Niewykluczone, że debiut nowej sieci będzie jednak dużo bardziej spektakularny. ElectronicPartner prowadził już rozmowy w sprawie przejęcia którejś z działających w Polsce sieci. – Nie wykluczamy takiego przejęcia. Prowadzimy już rozmowy, ale są poufne – dodaje Mirosław Huczek.

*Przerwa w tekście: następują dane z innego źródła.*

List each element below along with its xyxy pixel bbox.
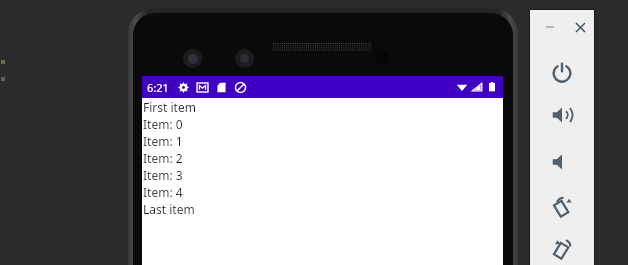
staticText: Item: 3 — [143, 167, 183, 183]
other: Signal — [471, 81, 483, 93]
button[interactable]: Rotate right — [543, 231, 581, 265]
button[interactable]: Power — [543, 54, 581, 90]
button[interactable]: Rotate left — [543, 189, 581, 225]
button[interactable]: Item: 2 — [142, 149, 503, 166]
staticText: Last item — [143, 201, 195, 217]
other: Do not disturb — [235, 82, 246, 93]
other: Settings — [178, 82, 189, 93]
button[interactable]: First item — [142, 98, 503, 115]
other: SD card — [216, 82, 227, 93]
staticText: Item: 4 — [143, 184, 183, 200]
staticText: 6:21 — [147, 80, 169, 95]
other: Mail — [197, 82, 208, 93]
button[interactable]: Item: 0 — [142, 115, 503, 132]
button[interactable]: Close — [569, 17, 591, 37]
button[interactable]: Last item — [142, 200, 503, 217]
other: Wi-Fi — [456, 81, 468, 93]
staticText: Item: 0 — [143, 116, 183, 132]
button[interactable]: Item: 1 — [142, 132, 503, 149]
button[interactable]: Item: 3 — [142, 166, 503, 183]
staticText: First item — [143, 99, 196, 115]
button[interactable]: Item: 4 — [142, 183, 503, 200]
staticText: Item: 2 — [143, 150, 183, 166]
button[interactable]: Volume up — [543, 97, 581, 133]
staticText: Item: 1 — [143, 133, 183, 149]
button[interactable]: Minimize — [539, 17, 561, 37]
button[interactable]: Volume down — [543, 144, 581, 180]
other: Battery — [486, 81, 498, 93]
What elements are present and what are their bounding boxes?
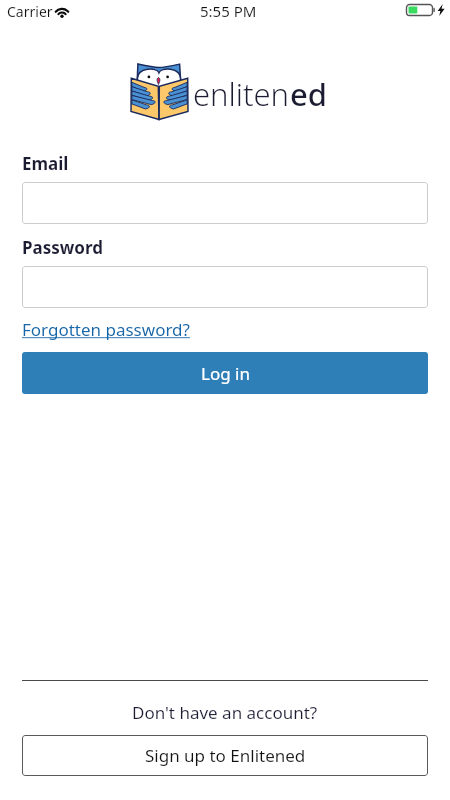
- other: Battery: [406, 4, 435, 16]
- staticText: Carrier: [7, 2, 53, 21]
- staticText: Log in: [201, 362, 250, 385]
- staticText: Don't have an account?: [132, 701, 318, 724]
- button[interactable]: Sign up to Enlitened: [22, 735, 428, 776]
- staticText: Email: [22, 152, 69, 175]
- staticText: enliten: [193, 73, 290, 115]
- staticText: ed: [290, 73, 328, 115]
- staticText: Forgotten password?: [22, 318, 190, 341]
- button[interactable]: Email input: [22, 182, 428, 224]
- staticText: Sign up to Enlitened: [145, 744, 306, 767]
- staticText: Password: [22, 236, 103, 259]
- button[interactable]: Forgotten password?: [22, 318, 190, 341]
- other: Wi-Fi: [54, 5, 70, 17]
- staticText: 5:55 PM: [200, 1, 257, 21]
- button[interactable]: Log in: [22, 352, 428, 394]
- other: Charging: [437, 4, 445, 16]
- button[interactable]: Password input: [22, 266, 428, 308]
- other: Enlitened logo: [131, 61, 188, 121]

Z naszych informacji wynika, że najbardziej zaawansowane toczyły się z siecią Avans. To największy sprzedawca elektroniki w naszym kraju. Spółka ma ponad 600 sklepów, a jej przychody w 2006 r. wyniosły 2,1 mld zł. ElectronicPartner nie chce oficjalnie potwierdzić tych informacji. – Faktycznie jakiś czas temu rozmawialiśmy, ale nic z tego nie wyszło. Teraz już nie prowadzimy żadnych negocjacji – odpowiada Witold Jurczyk, prezes grupy Avans.

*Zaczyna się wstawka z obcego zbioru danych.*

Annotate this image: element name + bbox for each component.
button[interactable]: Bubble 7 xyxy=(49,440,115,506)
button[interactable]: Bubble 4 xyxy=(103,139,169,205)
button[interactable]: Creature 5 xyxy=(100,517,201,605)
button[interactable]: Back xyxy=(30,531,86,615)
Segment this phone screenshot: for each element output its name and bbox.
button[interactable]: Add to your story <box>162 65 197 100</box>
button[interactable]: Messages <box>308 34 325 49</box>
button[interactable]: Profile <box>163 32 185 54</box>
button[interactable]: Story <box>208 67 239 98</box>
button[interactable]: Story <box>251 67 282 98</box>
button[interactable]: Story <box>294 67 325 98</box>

Nowy gracz wchodzi na bardzo rozdrobniony polski rynek sprzedaży sprzętu elektronicznego. Udział trzech liderów – Avansu, Media Markt i Euro – w 2006 r. według danych firmy HGM wynosił tylko 36,5 proc. Nadal ponad 40 proc. rynku kontrolują pojedyncze sklepy czy jedynie regionalnie działające, niewielkie sieci. Ułatwia to zdobycie udziału w rynku poprzez przejmowanie małych spółek.
Ale choć wartość rynku w ubiegłym roku wyniosła ok. 10 mld zł, a w tym roku powinna sięgnąć blisko 11 mld zł, coraz trudniej konkurować na nim ceną. Klienci przyzwyczaili się do niskich stawek, dlatego marże w branży utrzymują się na niskim poziomie. Małe są więc szanse, że debiut ElectronicPartner obniży ceny najbardziej popularnych produktów.